韓国の科学技術情報通信部は6月30日、AI・ソフトウェア分野の高度人材を育成する「AI・SWマエストロ」第17期の教育課程を開始した。同日、ソウルで発足式を開いたほか、地域人材の育成強化に向けて新設した釜山センターの運営も本格化させた。
同部は情報通信企画評価院、韓国情報産業連合会とともに、ソウルのドラゴンシティで「2026年度 AI・SWマエストロ第17期 ソウルセンター発足式」を開催した。
AI・SWマエストロは、AI・ソフトウェア分野に才能と熱意を持つ受講生を選抜し、プロジェクトの遂行に至るまで専門家がメンタリングを行う人材育成プログラムだ。

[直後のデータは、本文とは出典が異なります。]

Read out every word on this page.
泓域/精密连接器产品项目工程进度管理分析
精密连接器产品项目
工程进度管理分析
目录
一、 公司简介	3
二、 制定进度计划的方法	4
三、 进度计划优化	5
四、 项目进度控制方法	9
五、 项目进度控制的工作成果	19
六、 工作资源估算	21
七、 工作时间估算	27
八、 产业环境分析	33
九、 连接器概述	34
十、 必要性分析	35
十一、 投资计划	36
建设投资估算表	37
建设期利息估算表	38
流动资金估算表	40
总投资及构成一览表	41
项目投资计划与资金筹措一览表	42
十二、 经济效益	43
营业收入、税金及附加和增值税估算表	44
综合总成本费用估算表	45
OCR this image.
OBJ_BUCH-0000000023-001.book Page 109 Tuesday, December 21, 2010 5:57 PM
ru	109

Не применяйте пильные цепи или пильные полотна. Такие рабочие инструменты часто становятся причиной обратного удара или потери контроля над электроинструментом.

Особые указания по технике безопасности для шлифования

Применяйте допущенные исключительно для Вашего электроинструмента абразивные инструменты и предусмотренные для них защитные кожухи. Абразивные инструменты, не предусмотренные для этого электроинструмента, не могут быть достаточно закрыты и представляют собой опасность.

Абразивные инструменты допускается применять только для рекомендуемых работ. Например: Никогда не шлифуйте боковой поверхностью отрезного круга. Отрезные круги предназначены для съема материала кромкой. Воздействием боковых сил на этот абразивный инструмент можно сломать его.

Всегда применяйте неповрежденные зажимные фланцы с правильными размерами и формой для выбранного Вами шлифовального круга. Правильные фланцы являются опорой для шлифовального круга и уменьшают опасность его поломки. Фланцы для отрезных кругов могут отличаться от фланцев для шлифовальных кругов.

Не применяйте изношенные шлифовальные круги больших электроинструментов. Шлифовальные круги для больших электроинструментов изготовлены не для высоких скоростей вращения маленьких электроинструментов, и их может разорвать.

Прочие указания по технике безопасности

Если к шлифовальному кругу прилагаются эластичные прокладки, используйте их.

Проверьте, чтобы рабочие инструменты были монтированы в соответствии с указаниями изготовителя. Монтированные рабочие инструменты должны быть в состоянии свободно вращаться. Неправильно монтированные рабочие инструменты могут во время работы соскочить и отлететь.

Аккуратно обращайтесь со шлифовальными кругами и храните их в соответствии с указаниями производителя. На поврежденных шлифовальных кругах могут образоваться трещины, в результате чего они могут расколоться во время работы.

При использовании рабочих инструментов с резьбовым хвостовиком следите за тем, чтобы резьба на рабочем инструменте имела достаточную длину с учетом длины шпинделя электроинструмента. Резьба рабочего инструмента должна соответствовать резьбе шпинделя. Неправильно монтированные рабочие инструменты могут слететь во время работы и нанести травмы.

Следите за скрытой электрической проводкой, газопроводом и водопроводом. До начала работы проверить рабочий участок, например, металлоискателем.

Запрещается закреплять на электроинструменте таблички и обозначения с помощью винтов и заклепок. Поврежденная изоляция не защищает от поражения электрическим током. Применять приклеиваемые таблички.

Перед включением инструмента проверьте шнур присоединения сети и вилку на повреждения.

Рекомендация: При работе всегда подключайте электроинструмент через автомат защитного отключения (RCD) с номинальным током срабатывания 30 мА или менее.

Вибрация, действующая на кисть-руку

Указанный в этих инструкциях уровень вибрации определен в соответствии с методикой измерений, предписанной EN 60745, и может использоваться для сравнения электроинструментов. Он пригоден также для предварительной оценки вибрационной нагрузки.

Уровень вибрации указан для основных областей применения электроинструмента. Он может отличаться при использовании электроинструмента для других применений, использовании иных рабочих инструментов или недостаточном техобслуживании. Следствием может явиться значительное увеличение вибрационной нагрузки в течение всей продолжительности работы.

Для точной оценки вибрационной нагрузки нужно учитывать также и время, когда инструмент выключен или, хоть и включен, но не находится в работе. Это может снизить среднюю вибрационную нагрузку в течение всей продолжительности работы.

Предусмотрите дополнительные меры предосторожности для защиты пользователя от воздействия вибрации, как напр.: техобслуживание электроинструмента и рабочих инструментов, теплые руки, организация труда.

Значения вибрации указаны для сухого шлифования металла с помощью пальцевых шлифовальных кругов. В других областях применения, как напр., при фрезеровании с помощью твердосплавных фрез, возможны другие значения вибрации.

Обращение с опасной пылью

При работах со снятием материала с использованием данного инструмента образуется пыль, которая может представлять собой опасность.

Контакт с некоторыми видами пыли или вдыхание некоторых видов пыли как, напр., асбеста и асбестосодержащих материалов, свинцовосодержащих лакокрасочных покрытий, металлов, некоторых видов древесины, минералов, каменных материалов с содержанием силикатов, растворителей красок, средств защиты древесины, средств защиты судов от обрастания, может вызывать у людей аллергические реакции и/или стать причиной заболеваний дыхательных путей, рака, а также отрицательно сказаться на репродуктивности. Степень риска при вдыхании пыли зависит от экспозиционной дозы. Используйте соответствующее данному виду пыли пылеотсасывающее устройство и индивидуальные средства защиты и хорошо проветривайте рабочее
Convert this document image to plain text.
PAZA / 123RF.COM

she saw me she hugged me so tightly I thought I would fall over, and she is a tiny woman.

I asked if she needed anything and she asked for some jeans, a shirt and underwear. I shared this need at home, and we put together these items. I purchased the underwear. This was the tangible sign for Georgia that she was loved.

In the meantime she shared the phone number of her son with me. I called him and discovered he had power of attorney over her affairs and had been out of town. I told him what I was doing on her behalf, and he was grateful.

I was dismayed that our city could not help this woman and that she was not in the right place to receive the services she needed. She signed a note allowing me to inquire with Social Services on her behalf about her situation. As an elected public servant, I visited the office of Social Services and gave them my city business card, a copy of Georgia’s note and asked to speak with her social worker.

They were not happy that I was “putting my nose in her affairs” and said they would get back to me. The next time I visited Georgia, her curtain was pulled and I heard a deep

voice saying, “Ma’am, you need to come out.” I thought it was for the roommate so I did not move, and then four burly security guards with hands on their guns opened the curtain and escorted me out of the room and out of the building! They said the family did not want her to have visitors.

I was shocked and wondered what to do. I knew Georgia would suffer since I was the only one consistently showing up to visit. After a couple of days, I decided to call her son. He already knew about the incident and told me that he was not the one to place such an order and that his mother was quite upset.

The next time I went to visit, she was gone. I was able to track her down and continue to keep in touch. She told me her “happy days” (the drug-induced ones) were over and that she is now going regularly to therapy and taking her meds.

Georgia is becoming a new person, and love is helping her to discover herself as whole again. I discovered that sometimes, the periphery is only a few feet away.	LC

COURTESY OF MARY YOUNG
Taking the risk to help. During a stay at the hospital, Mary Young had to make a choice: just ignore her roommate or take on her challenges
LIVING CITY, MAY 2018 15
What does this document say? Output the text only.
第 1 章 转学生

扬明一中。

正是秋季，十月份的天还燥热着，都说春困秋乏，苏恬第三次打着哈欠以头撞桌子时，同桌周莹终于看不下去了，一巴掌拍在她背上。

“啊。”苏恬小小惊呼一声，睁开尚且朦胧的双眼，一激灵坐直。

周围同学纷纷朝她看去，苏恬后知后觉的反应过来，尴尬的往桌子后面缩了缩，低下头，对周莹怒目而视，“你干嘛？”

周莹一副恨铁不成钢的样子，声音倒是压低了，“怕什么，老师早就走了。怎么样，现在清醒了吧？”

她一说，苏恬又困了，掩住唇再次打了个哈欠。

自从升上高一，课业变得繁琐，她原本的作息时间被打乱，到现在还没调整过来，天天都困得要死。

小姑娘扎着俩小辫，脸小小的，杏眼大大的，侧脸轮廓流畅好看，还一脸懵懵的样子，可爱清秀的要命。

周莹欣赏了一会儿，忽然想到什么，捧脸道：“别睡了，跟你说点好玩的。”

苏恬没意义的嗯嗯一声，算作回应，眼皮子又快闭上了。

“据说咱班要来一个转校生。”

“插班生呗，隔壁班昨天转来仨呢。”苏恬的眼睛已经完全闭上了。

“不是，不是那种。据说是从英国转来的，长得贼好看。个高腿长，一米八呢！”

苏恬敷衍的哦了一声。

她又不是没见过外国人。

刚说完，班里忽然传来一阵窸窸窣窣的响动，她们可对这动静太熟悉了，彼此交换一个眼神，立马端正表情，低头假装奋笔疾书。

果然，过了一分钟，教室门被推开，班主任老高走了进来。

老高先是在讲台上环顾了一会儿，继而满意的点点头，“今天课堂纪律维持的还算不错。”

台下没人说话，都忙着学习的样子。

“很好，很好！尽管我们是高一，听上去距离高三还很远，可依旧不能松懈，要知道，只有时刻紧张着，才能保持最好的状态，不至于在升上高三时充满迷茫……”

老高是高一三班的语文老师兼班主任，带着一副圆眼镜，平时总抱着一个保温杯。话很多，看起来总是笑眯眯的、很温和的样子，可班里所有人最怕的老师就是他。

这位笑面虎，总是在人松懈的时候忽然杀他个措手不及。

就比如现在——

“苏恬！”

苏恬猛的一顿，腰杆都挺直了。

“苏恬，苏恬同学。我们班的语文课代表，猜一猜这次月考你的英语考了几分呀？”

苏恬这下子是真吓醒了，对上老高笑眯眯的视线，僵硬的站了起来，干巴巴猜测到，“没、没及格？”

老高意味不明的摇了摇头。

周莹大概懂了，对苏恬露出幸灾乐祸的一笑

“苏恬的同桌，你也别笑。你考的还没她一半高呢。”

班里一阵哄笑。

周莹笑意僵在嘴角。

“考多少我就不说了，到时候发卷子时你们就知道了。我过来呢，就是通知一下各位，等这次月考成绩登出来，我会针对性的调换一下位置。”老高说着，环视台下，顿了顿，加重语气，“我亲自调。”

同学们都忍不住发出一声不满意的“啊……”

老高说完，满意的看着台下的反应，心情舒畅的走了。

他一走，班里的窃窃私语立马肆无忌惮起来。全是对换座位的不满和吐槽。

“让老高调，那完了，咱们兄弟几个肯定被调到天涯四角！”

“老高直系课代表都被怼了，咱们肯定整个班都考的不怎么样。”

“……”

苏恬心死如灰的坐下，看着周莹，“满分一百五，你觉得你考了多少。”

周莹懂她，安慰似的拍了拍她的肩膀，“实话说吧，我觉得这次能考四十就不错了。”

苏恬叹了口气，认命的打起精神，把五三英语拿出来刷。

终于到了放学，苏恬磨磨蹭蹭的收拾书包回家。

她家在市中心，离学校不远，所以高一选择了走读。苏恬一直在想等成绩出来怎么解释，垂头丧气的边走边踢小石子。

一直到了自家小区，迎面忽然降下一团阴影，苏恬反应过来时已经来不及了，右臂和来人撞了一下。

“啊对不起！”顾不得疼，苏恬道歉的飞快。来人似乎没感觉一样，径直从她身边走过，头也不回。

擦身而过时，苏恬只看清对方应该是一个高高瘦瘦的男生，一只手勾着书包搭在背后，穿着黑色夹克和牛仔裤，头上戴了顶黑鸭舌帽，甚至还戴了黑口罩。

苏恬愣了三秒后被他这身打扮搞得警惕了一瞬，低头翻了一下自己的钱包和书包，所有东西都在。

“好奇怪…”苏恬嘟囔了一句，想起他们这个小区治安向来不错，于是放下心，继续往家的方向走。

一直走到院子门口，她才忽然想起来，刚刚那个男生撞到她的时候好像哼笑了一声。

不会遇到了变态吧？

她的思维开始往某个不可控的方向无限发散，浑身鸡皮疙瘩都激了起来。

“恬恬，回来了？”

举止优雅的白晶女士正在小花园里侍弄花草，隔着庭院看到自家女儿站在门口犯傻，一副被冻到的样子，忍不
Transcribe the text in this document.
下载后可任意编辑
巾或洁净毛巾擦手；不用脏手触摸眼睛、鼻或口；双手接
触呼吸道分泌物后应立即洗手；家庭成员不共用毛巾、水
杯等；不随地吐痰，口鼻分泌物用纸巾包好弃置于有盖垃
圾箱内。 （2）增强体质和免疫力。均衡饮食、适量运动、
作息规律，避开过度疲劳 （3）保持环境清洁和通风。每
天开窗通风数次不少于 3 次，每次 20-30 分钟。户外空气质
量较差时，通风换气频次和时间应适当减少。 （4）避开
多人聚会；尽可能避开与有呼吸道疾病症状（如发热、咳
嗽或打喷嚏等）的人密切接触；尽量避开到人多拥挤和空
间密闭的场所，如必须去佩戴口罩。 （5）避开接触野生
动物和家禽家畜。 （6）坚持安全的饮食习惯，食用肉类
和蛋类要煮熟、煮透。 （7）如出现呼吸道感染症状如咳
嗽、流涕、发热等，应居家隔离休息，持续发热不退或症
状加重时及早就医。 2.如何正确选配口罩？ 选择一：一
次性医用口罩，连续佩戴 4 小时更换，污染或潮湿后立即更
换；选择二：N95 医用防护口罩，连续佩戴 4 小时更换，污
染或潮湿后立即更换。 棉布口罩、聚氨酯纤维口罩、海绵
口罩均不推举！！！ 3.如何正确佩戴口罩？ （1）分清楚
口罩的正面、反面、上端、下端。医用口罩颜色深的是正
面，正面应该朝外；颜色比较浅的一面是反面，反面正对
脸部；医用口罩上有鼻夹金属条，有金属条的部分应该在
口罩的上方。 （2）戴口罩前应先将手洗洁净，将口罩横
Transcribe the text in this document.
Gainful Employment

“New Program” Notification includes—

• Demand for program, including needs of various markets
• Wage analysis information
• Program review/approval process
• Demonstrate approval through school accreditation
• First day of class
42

2010年の開始以来、2025年の第16期までに計2096人の高度人材を育成しており、修了生が設立したスタートアップは149社に上る。
修了生が創業した企業では、Elice Groupが米Time誌の「世界最高のEdTech企業」に選定された。Delightroomも、英Financial Timesが発表するアジア太平洋地域の高成長企業に4年連続で選ばれている。
発足式では、第17期ソウルセンター受講生の本格始動を記念するとともに、前期に優れた成果を上げた第16期の優秀受講生20人に表彰状を授与した。新たに参加したメンターには委嘱状を手渡した。
今年は、地域の人材にも教育機会を広げるため、釜山センターを新設した。応募者数はソウルセンターが2068人、釜山センターが919人で、このうちソウルは300人、釜山は150人を最終選抜した。競争率はソウルが約6.9倍、釜山が約6.1倍だった。
最終選抜された受講生は、2カ月間の予備研修を通じてチーム編成とプロジェクト企画を終えた。今後6カ月間は、受講生同士で協力しながら、専門家のメンタリングを受け、実サービス水準のプロジェクト開発に取り組む。
イ・ドギュ科学技術情報通信部情報通信政策室長は「多くのAIエージェントと協働する時代には、それらを一つのオーケストラのように統合し、調整できる最高水準のAI人材が重要になる」と述べた。その上で、「受講生がAI時代を主導するグローバルリーダーへと成長できるよう支援していく」と語った。